Is the hospital system being penalized in any way for this loss of life, especially in this way? Are their donors backing out? Are they losing patients, sponsorships, partnerships?

Are the other doctors speaking out? No? Is it because they’re being written up for doing so? Are hospitals penalized for doing that?

We have not reached a point in this society where enough people care about the harm done to Black people, because there is still no empathy for Black people. If you don’t see us as people whose shoes you could some day find yourself in, you do not feel there is a wrong to be righted. If you don’t feel that we are people who experience pain, you don’t feel as if there is a person standing before you who deserves help.

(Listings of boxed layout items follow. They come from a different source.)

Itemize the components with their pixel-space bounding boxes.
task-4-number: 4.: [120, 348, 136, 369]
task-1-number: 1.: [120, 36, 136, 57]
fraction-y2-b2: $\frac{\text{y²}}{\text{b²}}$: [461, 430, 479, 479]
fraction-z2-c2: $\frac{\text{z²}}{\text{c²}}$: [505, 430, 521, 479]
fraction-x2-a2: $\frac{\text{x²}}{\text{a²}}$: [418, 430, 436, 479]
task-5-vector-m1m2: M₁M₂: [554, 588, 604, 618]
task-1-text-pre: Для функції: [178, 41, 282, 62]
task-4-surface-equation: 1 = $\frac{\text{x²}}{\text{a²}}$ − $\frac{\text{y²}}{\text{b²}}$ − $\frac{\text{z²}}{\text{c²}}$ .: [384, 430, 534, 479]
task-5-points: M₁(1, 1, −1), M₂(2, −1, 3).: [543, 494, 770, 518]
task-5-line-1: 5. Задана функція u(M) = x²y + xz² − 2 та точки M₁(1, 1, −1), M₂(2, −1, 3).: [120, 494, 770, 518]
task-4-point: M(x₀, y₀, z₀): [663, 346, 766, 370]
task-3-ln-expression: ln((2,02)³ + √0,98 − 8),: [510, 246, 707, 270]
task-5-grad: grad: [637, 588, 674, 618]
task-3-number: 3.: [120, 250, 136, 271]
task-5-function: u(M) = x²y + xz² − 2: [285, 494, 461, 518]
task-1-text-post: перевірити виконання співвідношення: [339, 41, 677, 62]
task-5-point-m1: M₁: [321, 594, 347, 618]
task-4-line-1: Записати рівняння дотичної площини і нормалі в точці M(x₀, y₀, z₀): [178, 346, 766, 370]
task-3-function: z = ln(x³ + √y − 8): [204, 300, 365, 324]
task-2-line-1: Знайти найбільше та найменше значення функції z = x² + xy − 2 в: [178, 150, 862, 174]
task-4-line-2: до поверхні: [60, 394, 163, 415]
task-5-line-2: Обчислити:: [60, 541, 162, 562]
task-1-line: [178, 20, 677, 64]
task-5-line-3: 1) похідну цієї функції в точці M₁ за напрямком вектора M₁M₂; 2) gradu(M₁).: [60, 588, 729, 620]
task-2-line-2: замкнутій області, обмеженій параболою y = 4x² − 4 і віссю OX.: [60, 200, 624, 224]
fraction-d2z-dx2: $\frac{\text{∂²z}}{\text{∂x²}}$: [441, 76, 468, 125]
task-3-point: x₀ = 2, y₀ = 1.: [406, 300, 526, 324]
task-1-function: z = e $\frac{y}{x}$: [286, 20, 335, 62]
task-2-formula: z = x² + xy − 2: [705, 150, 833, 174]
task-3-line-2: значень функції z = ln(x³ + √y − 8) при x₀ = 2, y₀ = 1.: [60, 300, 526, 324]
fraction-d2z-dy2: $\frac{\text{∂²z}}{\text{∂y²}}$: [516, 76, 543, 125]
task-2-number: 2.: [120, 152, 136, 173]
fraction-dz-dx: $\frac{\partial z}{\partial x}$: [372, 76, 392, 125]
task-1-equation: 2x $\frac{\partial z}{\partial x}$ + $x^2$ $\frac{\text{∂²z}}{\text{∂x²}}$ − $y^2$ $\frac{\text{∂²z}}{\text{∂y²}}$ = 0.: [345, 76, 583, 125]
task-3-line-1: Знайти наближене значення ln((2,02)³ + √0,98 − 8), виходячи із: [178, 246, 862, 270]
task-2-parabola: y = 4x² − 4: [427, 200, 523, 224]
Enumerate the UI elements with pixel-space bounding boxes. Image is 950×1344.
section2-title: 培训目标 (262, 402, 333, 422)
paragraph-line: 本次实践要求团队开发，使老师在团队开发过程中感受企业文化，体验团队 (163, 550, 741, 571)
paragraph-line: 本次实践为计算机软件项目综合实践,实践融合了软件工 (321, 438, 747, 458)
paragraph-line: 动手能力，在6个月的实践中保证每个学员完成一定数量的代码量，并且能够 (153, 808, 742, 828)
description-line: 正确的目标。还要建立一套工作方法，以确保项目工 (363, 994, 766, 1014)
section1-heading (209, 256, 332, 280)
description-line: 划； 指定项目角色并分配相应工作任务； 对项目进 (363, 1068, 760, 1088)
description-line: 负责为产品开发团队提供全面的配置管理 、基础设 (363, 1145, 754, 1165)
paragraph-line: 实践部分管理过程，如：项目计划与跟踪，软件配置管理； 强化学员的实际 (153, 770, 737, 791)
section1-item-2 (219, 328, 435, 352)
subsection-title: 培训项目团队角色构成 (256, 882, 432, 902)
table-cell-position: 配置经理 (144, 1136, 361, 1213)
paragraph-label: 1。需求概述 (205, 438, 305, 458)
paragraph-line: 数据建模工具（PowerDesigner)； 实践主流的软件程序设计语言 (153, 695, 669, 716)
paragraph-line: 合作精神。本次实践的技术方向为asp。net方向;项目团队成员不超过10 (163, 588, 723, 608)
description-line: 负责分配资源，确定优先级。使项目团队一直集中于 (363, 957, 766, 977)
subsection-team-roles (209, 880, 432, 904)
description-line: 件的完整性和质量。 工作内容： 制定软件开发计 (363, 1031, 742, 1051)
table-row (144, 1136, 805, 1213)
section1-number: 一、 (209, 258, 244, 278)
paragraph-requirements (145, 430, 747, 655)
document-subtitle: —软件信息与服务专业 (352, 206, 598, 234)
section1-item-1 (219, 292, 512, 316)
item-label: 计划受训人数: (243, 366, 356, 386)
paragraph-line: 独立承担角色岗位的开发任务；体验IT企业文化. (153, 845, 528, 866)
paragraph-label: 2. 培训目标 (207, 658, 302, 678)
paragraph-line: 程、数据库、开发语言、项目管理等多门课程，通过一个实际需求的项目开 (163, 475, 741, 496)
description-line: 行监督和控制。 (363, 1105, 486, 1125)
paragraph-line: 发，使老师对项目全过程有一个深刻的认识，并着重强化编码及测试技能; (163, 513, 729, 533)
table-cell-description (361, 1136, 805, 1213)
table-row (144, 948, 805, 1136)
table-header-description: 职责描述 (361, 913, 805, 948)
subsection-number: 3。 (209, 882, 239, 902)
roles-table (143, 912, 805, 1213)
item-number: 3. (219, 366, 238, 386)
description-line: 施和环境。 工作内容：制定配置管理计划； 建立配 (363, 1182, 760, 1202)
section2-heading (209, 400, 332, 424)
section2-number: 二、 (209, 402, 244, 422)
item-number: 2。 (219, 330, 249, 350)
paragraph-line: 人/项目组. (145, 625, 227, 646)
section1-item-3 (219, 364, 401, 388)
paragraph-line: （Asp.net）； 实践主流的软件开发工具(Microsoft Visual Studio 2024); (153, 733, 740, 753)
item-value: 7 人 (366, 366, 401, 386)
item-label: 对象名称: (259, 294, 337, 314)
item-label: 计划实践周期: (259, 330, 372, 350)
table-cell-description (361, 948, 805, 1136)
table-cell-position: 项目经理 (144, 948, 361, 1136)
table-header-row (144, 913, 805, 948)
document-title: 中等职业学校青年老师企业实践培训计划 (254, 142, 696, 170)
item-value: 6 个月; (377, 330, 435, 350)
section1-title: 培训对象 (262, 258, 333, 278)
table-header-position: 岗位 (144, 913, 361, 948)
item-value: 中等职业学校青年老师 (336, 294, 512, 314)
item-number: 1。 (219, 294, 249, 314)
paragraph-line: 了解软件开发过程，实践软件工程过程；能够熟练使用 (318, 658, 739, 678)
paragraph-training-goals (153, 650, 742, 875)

When I wrote about getting Black people to trust the health care system again, to trust doctors and science again after a legacy of horrific treatment, I said it clearly:

Changing this climate of conspiracy and mistrust […] requires regulation that penalizes those who violate our rights to consent to care, and significant punitive restitution be paid to those who have suffered… and media has to uncover and report it when it happens. We have to see that people care about us enough to protect us preemptively from harm, and that those who are hellbent on harming us will actually be forced to suffer a consequence and pay restitution.

There are endless situations in America where harm is committed against people, and that harm continues because the benefits still outweigh the penalties. In health care in America, the more frequently a Black woman engages with the medical industry, the more likely her death will come sooner than it should. Her doctors will almost certainly dismiss her pain. She will be gaslit into believing it is less serious than it is, and will be sent home and told to ignore it instead of being given the tools to self-assess. And because of it, she will be unable to fight for the most valuable thing she could ever have—her life.

And the health care system just continues to roll on, as if this pattern isn’t real and horrifying, as if there’s simply nothing to be done.

If you read the comments on posts about Dr. Moore, you’ll be inundated with comments about how white people go through th—listen. I don’t want to hear the minimizing of the experiences of Black women in the comments section where we discuss the loss of a Black woman. That is not solidarity. I want to hear “I am so angry this is still happening, we really need a change in our health care system.” I want you to do something about it.

If medicine is solely going to be about the money, then it’s time people start losing their money when they commit injustices against Black people. If the horrific, egregious treatment of this woman does not warrant the firing of this… this doctor, then what does?